Project description:Purpose: This study seeks to determine whether Smarcc1 mediates GLI repression through chromatin compaction in the limb. Methods: To determine if Smarcc1 mediated GLI repression through chormatin compaction, we used genomic approached to determine changes in chromatin accessibility in control and Smarcc1-conditional mutants. We performed ATAC-seq on individually genotyped anterior forelimbs at E11.5 (40-48s) on control (2 replicates) and PrxCre/+;Smarcc1c/c (3 replicates) embryos. From this experiment we identified ~10,000 differentially accessible regions (FDR<0.05). Results: We find that SMARCC1 is required to maintain chromatin accessibility at thousands of regions within the mouse limb, including most HH-responsive GLI enhancers
Project description:Purpose: This study seeks to determine whether Smarcc1 co-regulates Hedgehog (HH) target genes in the limb. Methods: To determine if Smarcc1 is required to regulate HH targets, we used genomic approaches to identify Smarcc1-regulated genes within the forelimb. We performed bulk RNA-seq on individually genotyped forelimb-bud pairs at E11.5 (39-40s) on control (2 replicates) and PrxCre/+;Smarcc1c/c (2 replicates) embryos. From this experiment we identified 928 differentially expressed genes (FDR<0.05). Results: We find that while certain HH target genes are co-regulated by SMARCC1, the majority of HH target genes do not require Smarcc1.

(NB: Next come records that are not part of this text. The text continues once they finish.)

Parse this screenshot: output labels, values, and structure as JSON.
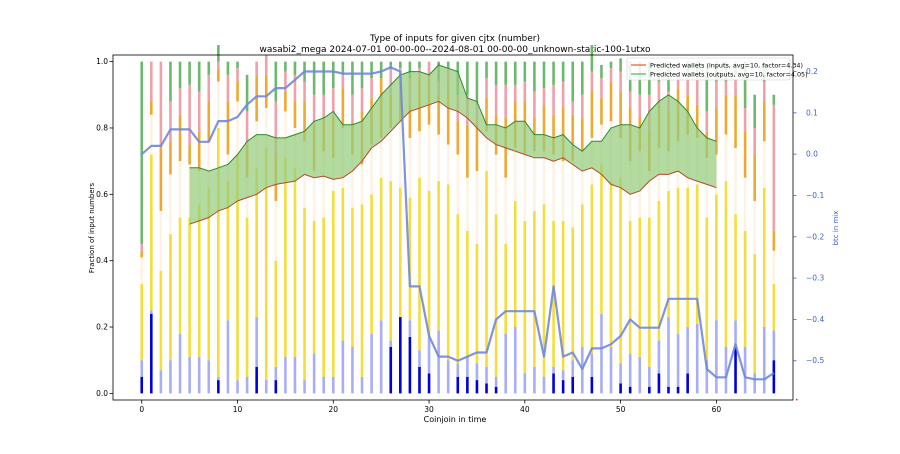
{
  "chart_data": {
    "type": "bar",
    "title": "Type of inputs for given cjtx (number)",
    "subtitle": "wasabi2_mega 2024-07-01 00-00-00--2024-08-01 00-00-00_unknown-static-100-1utxo",
    "xlabel": "Coinjoin in time",
    "ylabel": "Fraction of input numbers",
    "y2label": "btc in mix",
    "xlim": [
      -3,
      68
    ],
    "ylim": [
      -0.02,
      1.02
    ],
    "y2lim": [
      -0.595,
      0.24
    ],
    "xticks": [
      0,
      10,
      20,
      30,
      40,
      50,
      60
    ],
    "yticks": [
      0.0,
      0.2,
      0.4,
      0.6,
      0.8,
      1.0
    ],
    "y2ticks": [
      0.2,
      0.1,
      0.0,
      -0.1,
      -0.2,
      -0.3,
      -0.4,
      -0.5
    ],
    "grid": false,
    "legend_position": "top-right",
    "colors": {
      "stack": [
        "#0000dd",
        "#a8aef5",
        "#f5dd3a",
        "#fdf3e3",
        "#f0a830",
        "#f0a0a8",
        "#6cb86c"
      ],
      "inputs_line": "#f07050",
      "outputs_line": "#6cbc6c",
      "band_fill": "#96cc7c",
      "band_edge_low": "#b04a28",
      "band_edge_high": "#2c8a2c",
      "btc_line": "#7088dc",
      "right_axis": "#3c64c8"
    },
    "series": [
      {
        "values": [
          0.05,
          0.24,
          0,
          0,
          0,
          0,
          0,
          0,
          0.04,
          0,
          0,
          0,
          0.08,
          0,
          0.04,
          0,
          0,
          0,
          0,
          0,
          0,
          0,
          0,
          0,
          0,
          0,
          0.14,
          0.23,
          0.17,
          0.08,
          0.06,
          0,
          0,
          0.05,
          0.05,
          0.04,
          0.03,
          0.02,
          0,
          0,
          0,
          0,
          0,
          0.06,
          0.04,
          0.05,
          0,
          0.05,
          0,
          0,
          0.03,
          0.02,
          0,
          0.02,
          0.06,
          0.02,
          0.02,
          0.06,
          0,
          0,
          0,
          0,
          0.14,
          0,
          0,
          0,
          0.1
        ]
      },
      {
        "values": [
          0.05,
          0.01,
          0.07,
          0.1,
          0.18,
          0.11,
          0.11,
          0.1,
          0.01,
          0.22,
          0.04,
          0.05,
          0.15,
          0.04,
          0.04,
          0.11,
          0.11,
          0.04,
          0.12,
          0.05,
          0.05,
          0.16,
          0.14,
          0.05,
          0.18,
          0.22,
          0.02,
          0,
          0.05,
          0.05,
          0.11,
          0.19,
          0.1,
          0.04,
          0.06,
          0.05,
          0.05,
          0.03,
          0.18,
          0.2,
          0.06,
          0.08,
          0.05,
          0.02,
          0.03,
          0.05,
          0.14,
          0.07,
          0.24,
          0.14,
          0.06,
          0.1,
          0.11,
          0.06,
          0.1,
          0.21,
          0.16,
          0.14,
          0.21,
          0.1,
          0.22,
          0.14,
          0.08,
          0.14,
          0.06,
          0.2,
          0.09
        ]
      },
      {
        "values": [
          0.23,
          0.47,
          0.3,
          0.38,
          0.35,
          0.42,
          0.46,
          0.52,
          0.75,
          0.42,
          0.68,
          0.48,
          0.45,
          0.7,
          0.32,
          0.6,
          0.57,
          0.52,
          0.4,
          0.48,
          0.56,
          0.46,
          0.42,
          0.52,
          0.42,
          0.43,
          0.48,
          0.39,
          0.37,
          0.52,
          0.44,
          0.45,
          0.53,
          0.45,
          0.38,
          0.36,
          0.59,
          0.49,
          0.27,
          0.38,
          0.46,
          0.47,
          0.52,
          0.44,
          0.45,
          0.4,
          0.43,
          0.51,
          0.45,
          0.5,
          0.56,
          0.4,
          0.42,
          0.45,
          0.42,
          0.38,
          0.44,
          0.42,
          0.42,
          0.43,
          0.38,
          0.5,
          0.32,
          0.35,
          0.36,
          0.42,
          0.14
        ]
      },
      {
        "values": [
          0.08,
          0.12,
          0.18,
          0.18,
          0.17,
          0.16,
          0.1,
          0.14,
          0.14,
          0.08,
          0.16,
          0.12,
          0.14,
          0.12,
          0.18,
          0.14,
          0.12,
          0.2,
          0.15,
          0.2,
          0.1,
          0.18,
          0.16,
          0.12,
          0.15,
          0.12,
          0.16,
          0.2,
          0.18,
          0.14,
          0.2,
          0.14,
          0.12,
          0.18,
          0.16,
          0.22,
          0.12,
          0.18,
          0.2,
          0.16,
          0.2,
          0.18,
          0.16,
          0.2,
          0.18,
          0.2,
          0.16,
          0.14,
          0.12,
          0.18,
          0.12,
          0.18,
          0.2,
          0.14,
          0.16,
          0.12,
          0.14,
          0.16,
          0.14,
          0.18,
          0.12,
          0.14,
          0.2,
          0.16,
          0.16,
          0.14,
          0.1
        ]
      },
      {
        "values": [
          0.02,
          0.04,
          0.2,
          0.1,
          0.14,
          0.06,
          0.12,
          0.12,
          0.04,
          0.16,
          0.06,
          0.1,
          0.14,
          0.1,
          0.14,
          0.06,
          0.08,
          0.12,
          0.14,
          0.1,
          0.12,
          0.12,
          0.1,
          0.16,
          0.14,
          0.18,
          0.1,
          0.14,
          0.1,
          0.16,
          0.14,
          0.12,
          0.18,
          0.1,
          0.16,
          0.14,
          0.1,
          0.12,
          0.18,
          0.14,
          0.16,
          0.1,
          0.14,
          0.12,
          0.16,
          0.14,
          0.1,
          0.14,
          0.08,
          0.12,
          0.14,
          0.16,
          0.1,
          0.12,
          0.14,
          0.12,
          0.16,
          0.12,
          0.1,
          0.08,
          0.14,
          0.12,
          0.16,
          0.14,
          0.14,
          0.12,
          0.06
        ]
      },
      {
        "values": [
          0.02,
          0.12,
          0.25,
          0.12,
          0.08,
          0.18,
          0.12,
          0.08,
          0.02,
          0.08,
          0.04,
          0.1,
          0.04,
          0.06,
          0.16,
          0.06,
          0.08,
          0.06,
          0.09,
          0.07,
          0.09,
          0.04,
          0.08,
          0.07,
          0.06,
          0.0,
          0.08,
          0.02,
          0.08,
          0.03,
          0.05,
          0.04,
          0.05,
          0.08,
          0.09,
          0.06,
          0.06,
          0.09,
          0.1,
          0.05,
          0.06,
          0.08,
          0.05,
          0.09,
          0.08,
          0.04,
          0.07,
          0.06,
          0.06,
          0.04,
          0.06,
          0.05,
          0.07,
          0.11,
          0.06,
          0.06,
          0.07,
          0.06,
          0.08,
          0.06,
          0.08,
          0.04,
          0.06,
          0.07,
          0.08,
          0.06,
          0.38
        ]
      },
      {
        "values": [
          0.55,
          0,
          0,
          0.12,
          0.08,
          0.07,
          0.09,
          0.04,
          0.05,
          0.04,
          0.02,
          0.11,
          0,
          0,
          0.12,
          0.03,
          0.04,
          0.06,
          0.1,
          0.1,
          0.08,
          0.04,
          0.1,
          0.08,
          0.05,
          0.05,
          0.02,
          0.02,
          0.05,
          0.02,
          0,
          0.06,
          0.02,
          0.1,
          0.1,
          0.13,
          0.05,
          0.07,
          0.07,
          0.07,
          0.06,
          0.09,
          0.08,
          0.07,
          0.06,
          0.12,
          0.1,
          0.08,
          0.04,
          0.02,
          0.04,
          0.09,
          0.1,
          0.1,
          0.02,
          0.09,
          0.01,
          0.04,
          0.05,
          0.13,
          0.06,
          0.06,
          0.04,
          0.14,
          0.1,
          0.06,
          0.03
        ]
      }
    ],
    "lines": [
      {
        "name": "Predicted wallets (inputs, avg=10, factor=4.34)",
        "x": [
          5,
          6,
          7,
          8,
          9,
          10,
          11,
          12,
          13,
          14,
          15,
          16,
          17,
          18,
          19,
          20,
          21,
          22,
          23,
          24,
          25,
          26,
          27,
          28,
          29,
          30,
          31,
          32,
          33,
          34,
          35,
          36,
          37,
          38,
          39,
          40,
          41,
          42,
          43,
          44,
          45,
          46,
          47,
          48,
          49,
          50,
          51,
          52,
          53,
          54,
          55,
          56,
          57,
          58,
          59,
          60
        ],
        "y": [
          0.51,
          0.52,
          0.53,
          0.55,
          0.56,
          0.58,
          0.59,
          0.6,
          0.62,
          0.63,
          0.635,
          0.64,
          0.66,
          0.65,
          0.655,
          0.645,
          0.65,
          0.67,
          0.7,
          0.74,
          0.76,
          0.79,
          0.82,
          0.85,
          0.86,
          0.87,
          0.88,
          0.86,
          0.85,
          0.83,
          0.8,
          0.77,
          0.75,
          0.74,
          0.73,
          0.72,
          0.71,
          0.71,
          0.7,
          0.71,
          0.69,
          0.67,
          0.68,
          0.66,
          0.63,
          0.62,
          0.6,
          0.61,
          0.64,
          0.66,
          0.66,
          0.67,
          0.65,
          0.64,
          0.63,
          0.62
        ]
      },
      {
        "name": "Predicted wallets (outputs, avg=10, factor=4.05)",
        "x": [
          5,
          6,
          7,
          8,
          9,
          10,
          11,
          12,
          13,
          14,
          15,
          16,
          17,
          18,
          19,
          20,
          21,
          22,
          23,
          24,
          25,
          26,
          27,
          28,
          29,
          30,
          31,
          32,
          33,
          34,
          35,
          36,
          37,
          38,
          39,
          40,
          41,
          42,
          43,
          44,
          45,
          46,
          47,
          48,
          49,
          50,
          51,
          52,
          53,
          54,
          55,
          56,
          57,
          58,
          59,
          60
        ],
        "y": [
          0.68,
          0.68,
          0.67,
          0.68,
          0.69,
          0.72,
          0.76,
          0.78,
          0.78,
          0.77,
          0.77,
          0.78,
          0.79,
          0.82,
          0.83,
          0.85,
          0.81,
          0.81,
          0.82,
          0.86,
          0.9,
          0.93,
          0.96,
          0.97,
          0.97,
          0.96,
          0.99,
          0.98,
          0.97,
          0.89,
          0.88,
          0.81,
          0.81,
          0.8,
          0.82,
          0.82,
          0.78,
          0.78,
          0.77,
          0.78,
          0.75,
          0.73,
          0.76,
          0.76,
          0.8,
          0.81,
          0.81,
          0.8,
          0.85,
          0.88,
          0.9,
          0.88,
          0.85,
          0.8,
          0.77,
          0.76
        ]
      }
    ],
    "btc_line": {
      "name": "btc in mix",
      "x": [
        0,
        1,
        2,
        3,
        4,
        5,
        6,
        7,
        8,
        9,
        10,
        11,
        12,
        13,
        14,
        15,
        16,
        17,
        18,
        19,
        20,
        21,
        22,
        23,
        24,
        25,
        26,
        27,
        28,
        29,
        30,
        31,
        32,
        33,
        34,
        35,
        36,
        37,
        38,
        39,
        40,
        41,
        42,
        43,
        44,
        45,
        46,
        47,
        48,
        49,
        50,
        51,
        52,
        53,
        54,
        55,
        56,
        57,
        58,
        59,
        60,
        61,
        62,
        63,
        64,
        65,
        66
      ],
      "y": [
        0.0,
        0.02,
        0.02,
        0.06,
        0.06,
        0.06,
        0.03,
        0.03,
        0.08,
        0.08,
        0.09,
        0.12,
        0.14,
        0.14,
        0.16,
        0.16,
        0.18,
        0.2,
        0.2,
        0.2,
        0.2,
        0.195,
        0.195,
        0.195,
        0.195,
        0.2,
        0.21,
        0.2,
        -0.32,
        -0.32,
        -0.44,
        -0.49,
        -0.49,
        -0.5,
        -0.49,
        -0.48,
        -0.48,
        -0.4,
        -0.38,
        -0.38,
        -0.38,
        -0.38,
        -0.49,
        -0.32,
        -0.49,
        -0.48,
        -0.52,
        -0.47,
        -0.47,
        -0.46,
        -0.44,
        -0.4,
        -0.42,
        -0.42,
        -0.42,
        -0.35,
        -0.35,
        -0.35,
        -0.35,
        -0.52,
        -0.54,
        -0.54,
        -0.46,
        -0.54,
        -0.545,
        -0.545,
        -0.53
      ]
    }
  }
}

Project description:Purpose: This study seeks to identify SMARCC1-bound regions in the mouse limb. Methods: To identify SMARCC1 bound regions in the limb, we performed Cut&Run on pooled anterior and posterior wild-type forelimbs at E11.5 (43-44s; 3 replicates each) and on whole forelimb pairs at E9.5 (21-24s; 2 replicates). We identified 28,082 SMARCC1-bound regions in the anterior forelimb at E11.5, 42,530 regions in the E11.5 posterior limb, and 10,792 SMARCC1-bound regions at E9.5 (FDR<0.05). Results: We find that SMARCC1 is bound to most limb enhancer regions at late stages (E11.5). Additionally, We find that SMARCC1 is bound to the majority of HH-responsive GLI enhancers at E11.5 but only a small portion of GLI enhancers at E9.5.

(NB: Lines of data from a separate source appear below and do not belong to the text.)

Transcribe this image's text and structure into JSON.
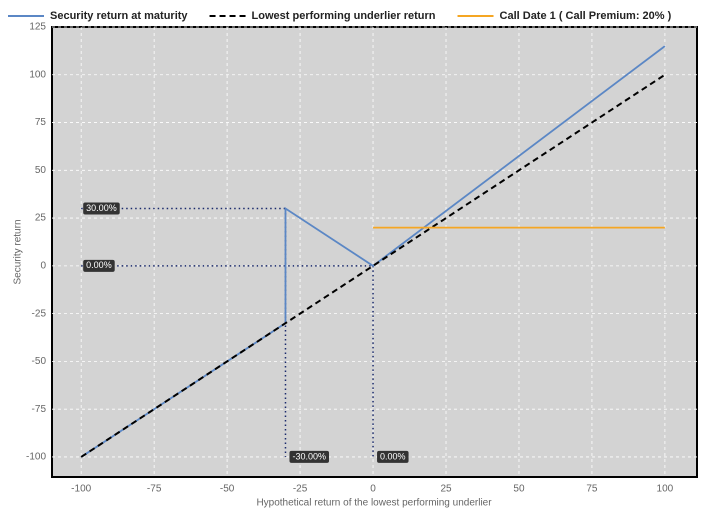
{
  "chart_data": {
    "type": "line",
    "x_label": "Hypothetical return of the lowest performing underlier",
    "y_label": "Security return",
    "xlim": [
      -110,
      111
    ],
    "ylim": [
      -110.5,
      125
    ],
    "xticks": [
      -100,
      -75,
      -50,
      -25,
      0,
      25,
      50,
      75,
      100
    ],
    "yticks": [
      -100,
      -75,
      -50,
      -25,
      0,
      25,
      50,
      75,
      100,
      125
    ],
    "grid": true,
    "series": [
      {
        "name": "Security return at maturity",
        "color": "#5b87c5",
        "dash": false,
        "x": [
          -100,
          -30,
          -30,
          0,
          100
        ],
        "values": [
          -100,
          -30,
          30,
          0,
          115
        ]
      },
      {
        "name": "Lowest performing underlier return",
        "color": "#000000",
        "dash": true,
        "x": [
          -100,
          100
        ],
        "values": [
          -100,
          100
        ]
      },
      {
        "name": "Call Date 1 ( Call Premium: 20% )",
        "color": "#f5a623",
        "dash": false,
        "x": [
          0,
          100
        ],
        "values": [
          20,
          20
        ]
      }
    ],
    "annotations": [
      {
        "axis": "y",
        "x": -30,
        "y": 30,
        "label": "30.00%"
      },
      {
        "axis": "y",
        "x": 0,
        "y": 0,
        "label": "0.00%"
      },
      {
        "axis": "x",
        "x": -30,
        "y": 30,
        "label": "-30.00%"
      },
      {
        "axis": "x",
        "x": 0,
        "y": 0,
        "label": "0.00%"
      }
    ]
  }
}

Project description:Transcriptional responses to the Hedgehog (HH) signaling pathway are primarily modulated by GLI repression in the mouse limb. Previous studies suggested a role for the BAF chromatin remodeling complex in mediating GLI repression. Consistent with this possibility, the core BAF complex protein SMARCC1 is present at most active limb enhancers including the majority of GLI enhancers. However, in contrast to GLI repression which reduces chromatin accessibility, SMARCC1 maintains chromatin accessibility at most enhancers, including those bound by GLI. Moreover, SMARCC1 binding at GLI-regulated enhancers occurs independently of GLI3. Consistent with previous studies, some individual GLI target genes are mis-regulated in Smarcc1 conditional knockouts, though most GLI target genes are unaffected. Moreover, SMARCC1 is not necessary for mediating constitutive GLI repression in HH mutant limb buds. We conclude that SMARCC1 does not mediate GLI3 repression, which we propose utilizes alternative chromatin remodeling complexes.
Project description:Purpose: This study seeks to determine whether GLI3 is required to recruit the SMARCC1 complex to GLI enhancers in the limb. Methods: To determine if Gli3 is required to recruit SMARCC1 to its anhancers, we performed differential chromatin binding to compare SMARCC1 binding in control and Gli3 mutants. We performed Cut&Run for SMARCC1 binding on individually genotyped E11.5 (40-43s) anterior forelimb pairs from control (Gli3+/+; 3 replicates) and Gli3 mutant (Gli3-/-; 4 replicates) embryos. Results: We found that there is no major difference in SMARCC1 binding in Gli3-mutants compared to controls.